Мадам,

велико было наше огорчение, когда несколько месяцев тому назад вы отплатили неблагодарностью и неповиновением на те благодеяния, каковыми нам угодно было осыпать как вас, так и ваших родных. Вы пренебрегли полученным приказом не покидать Париж. Однако разве этот приказ не был продиктован желанием уберечь вас – зная вашу природную импульсивность – от вас же самой и от тех необдуманных поступков, каковые вы могли бы совершить? И вы их совершили! Вы устремились навстречу опасности и тем разочарованиям, от коих мы желали вас оградить, за что оказались сурово наказаны. Отчаянный призыв, обращенный к нам через посредство настоятеля братства Пресвятой Троицы, преподобного отца де Валомбреза, вернувшегося из Марокко, сообщил нам о том печальном положении, до которого довели вас ваши необдуманные поступки. Находясь в плену у берберов, вы начали осознавать степень ваших заблуждений и с присущим особам вашего пола легкомыслием обратились за помощью к суверену, над которым ранее насмеялись.

Из уважения к тому великому имени, носительницей коего вы являетесь, а также из чувства дружбы, некогда связывавшей нас с маршалом дю Плесси, и, наконец, из жалости к вам самой, все так же остающейся одной из наших возлюбленных подданных, нам не было угодно принуждать вас нести все тяготы заслуженного наказания, оставив на произвол жестоких варваров. Мы откликнулись на ваш призыв.

И ныне вы живы и невредимы и находитесь на французской земле. Мы выражаем тому свое удовлетворение.

Однако будет справедливо, если и вы выразите нам публичное покаяние.

Мы могли бы предписать вам провести некоторое время в монастыре для осознания своих поступков. Но при мысли о перенесенных вами страданиях мы отказались от этого намерения. Мы предпочли отправить вас в ваши владения, понимая, что родные края могут стать лучшими советчиками. Но не считайте это ссылкой. Вы должны там оставаться только до того дня, когда по собственной воле вы отправитесь в Версаль, где выразите свою покорность. В ожидании этого дня – каковой мы желали бы видеть недалеким – офицер, назначенный господином де Марийяком, губернатором провинции, будет выполнять над вами надзор…»

Господин де Марийяк прервался, поднял глаза и произнес, указывая на толстого военного:

– Позвольте вам представить, мадам, капитана Монтадура, которому я счел своим долгом доверить честь быть вашим стражем.

В этот самый момент капитан пытался переменить одно колено на другое, испытывая страдания от положения, непривычного для его пузатого тела. Он едва не упал, с трудом удержался и заверил зычным голосом, что он к услугам маркизы дю Плесси.

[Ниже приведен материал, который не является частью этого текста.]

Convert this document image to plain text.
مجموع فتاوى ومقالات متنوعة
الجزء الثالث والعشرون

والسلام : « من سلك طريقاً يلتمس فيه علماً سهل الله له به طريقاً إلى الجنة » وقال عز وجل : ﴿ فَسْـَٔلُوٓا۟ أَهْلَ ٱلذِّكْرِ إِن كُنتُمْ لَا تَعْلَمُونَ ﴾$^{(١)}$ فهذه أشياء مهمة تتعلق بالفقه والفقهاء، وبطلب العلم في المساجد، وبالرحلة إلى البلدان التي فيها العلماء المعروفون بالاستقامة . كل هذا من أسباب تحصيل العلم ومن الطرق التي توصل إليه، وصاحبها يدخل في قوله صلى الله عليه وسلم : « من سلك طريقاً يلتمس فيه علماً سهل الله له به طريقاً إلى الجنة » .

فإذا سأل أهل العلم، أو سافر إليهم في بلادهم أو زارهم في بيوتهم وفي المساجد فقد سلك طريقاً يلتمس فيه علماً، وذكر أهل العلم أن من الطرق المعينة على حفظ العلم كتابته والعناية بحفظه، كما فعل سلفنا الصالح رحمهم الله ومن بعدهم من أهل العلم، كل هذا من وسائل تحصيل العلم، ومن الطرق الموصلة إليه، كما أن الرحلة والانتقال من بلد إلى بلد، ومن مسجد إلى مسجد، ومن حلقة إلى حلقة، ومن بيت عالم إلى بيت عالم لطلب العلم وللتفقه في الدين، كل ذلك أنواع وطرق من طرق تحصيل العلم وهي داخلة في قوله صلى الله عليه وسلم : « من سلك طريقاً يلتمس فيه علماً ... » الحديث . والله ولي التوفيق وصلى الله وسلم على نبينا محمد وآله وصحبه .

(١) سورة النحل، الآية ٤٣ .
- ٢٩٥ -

Но он напрасно старался. Анжелика, все так же свернувшись комочком под одеялом, не открывала глаз и, казалось, дремала.

Господин де Марийяк стоически продолжал чтение:

«Теперь мы изложим в нескольких словах тот способ, коим мадам дю Плесси надлежит выразить свою покорность. Беспокойное поведение членов ее семьи, один из коих недавно дошел до оскорбления его величества, слишком хорошо известно, чтобы эта покорность не несла в себе оттенка, каковой заставит умы размышлять о прискорбных примерах, способных увлечь на скользкий путь неповиновения.

Мадам дю Плесси нанесла нам публичное оскорбление, а посему и удовлетворение за оскорбление должно быть публичным.

Ей следует прибыть в Версаль в карете, украшенной черным. Карета остановится за пределами ограды, без права въезда в парадный двор.

Мадам дю Плесси надлежит одеться в скромный туалет темных тонов.

В присутствии всего двора она подойдет к королю, преклонит колена, поцелует руку и вновь принесет клятву вассала и преданной подданной.